Yes. The service honours X-Real-IP and X-Forwarded-For (leftmost entry), so any reverse proxy that sets those headers will work. Strip or overwrite those headers at your trust boundary so external clients cannot spoof them.

How is this different from ifconfig.me, ipify, or icanhazip?

echoip is open source, dependency-free, MIT-licensed, and built for self-hosting under heavy load. It is intentionally minimal — a single endpoint, a single response format. Use whichever fits your operational constraints.

Why Go?

Static binary, mature net/http server, predictable garbage collector, no runtime to install. Deploys cleanly in containers, on bare metal, or behind any reverse proxy.

Can I run it on Kubernetes / Docker / systemd?

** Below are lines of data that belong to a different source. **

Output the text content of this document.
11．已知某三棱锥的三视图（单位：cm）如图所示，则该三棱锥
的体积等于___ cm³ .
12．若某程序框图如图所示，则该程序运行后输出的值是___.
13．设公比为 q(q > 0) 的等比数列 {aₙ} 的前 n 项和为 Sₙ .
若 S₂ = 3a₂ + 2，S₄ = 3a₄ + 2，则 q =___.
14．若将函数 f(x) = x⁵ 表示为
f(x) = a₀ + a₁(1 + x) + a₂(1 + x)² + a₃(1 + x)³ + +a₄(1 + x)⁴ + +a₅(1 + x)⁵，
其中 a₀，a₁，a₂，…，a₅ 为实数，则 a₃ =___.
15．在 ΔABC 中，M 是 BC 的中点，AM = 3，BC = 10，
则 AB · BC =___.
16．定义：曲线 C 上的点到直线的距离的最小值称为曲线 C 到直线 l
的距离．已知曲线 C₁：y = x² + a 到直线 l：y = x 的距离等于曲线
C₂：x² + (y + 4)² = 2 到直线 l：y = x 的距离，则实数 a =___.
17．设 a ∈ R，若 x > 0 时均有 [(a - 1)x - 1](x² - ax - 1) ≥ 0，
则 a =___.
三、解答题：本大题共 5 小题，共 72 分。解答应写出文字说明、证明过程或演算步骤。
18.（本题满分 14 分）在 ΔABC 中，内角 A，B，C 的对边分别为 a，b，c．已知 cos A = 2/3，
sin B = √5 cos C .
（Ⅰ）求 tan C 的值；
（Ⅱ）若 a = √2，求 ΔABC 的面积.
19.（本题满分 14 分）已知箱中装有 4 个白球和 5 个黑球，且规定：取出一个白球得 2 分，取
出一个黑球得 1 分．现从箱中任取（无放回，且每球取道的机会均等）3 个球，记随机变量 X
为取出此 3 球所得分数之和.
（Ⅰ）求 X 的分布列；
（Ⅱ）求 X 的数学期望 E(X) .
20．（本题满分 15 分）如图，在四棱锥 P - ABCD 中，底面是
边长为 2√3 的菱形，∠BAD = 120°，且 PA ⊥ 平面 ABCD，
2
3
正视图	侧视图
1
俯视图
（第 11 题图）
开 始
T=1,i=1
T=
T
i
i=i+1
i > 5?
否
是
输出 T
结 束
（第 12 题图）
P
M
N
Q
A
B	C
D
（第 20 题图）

Yes. It is a single static binary that respects ECHOIP_HOST and ECHOIP_PORT. Wrap it in any process manager or container image you prefer.

Is there an SDK?

No SDK is needed — the response is plain text from a single HTTP GET. Any HTTP client in any language can consume it in one line.

Security

If you discover a vulnerability, please open a private security advisory on GitHub rather than a public issue.

The service:

  • Uses explicit timeouts (ReadHeaderTimeout, ReadTimeout, WriteTimeout, IdleTimeout) to prevent slow-read attacks.
  • Validates every IP candidate with net/netip before responding.
  • Sets X-Content-Type-Options: nosniff to defeat MIME-sniffing.
  • Runs govulncheck against vuln.go.dev in CI on every change.

Contributing

Contributions are welcome. Before submitting a PR:

  1. gofmt -s -l . must produce no output.
  2. golangci-lint run ./... must pass.
  3. go test -race -shuffle=on ./... must pass.
  4. Performance-relevant changes must include benchmark numbers (baseline vs. change) in the PR description.

See CLAUDE.md for the full performance and architecture posture used by automated agents on this codebase.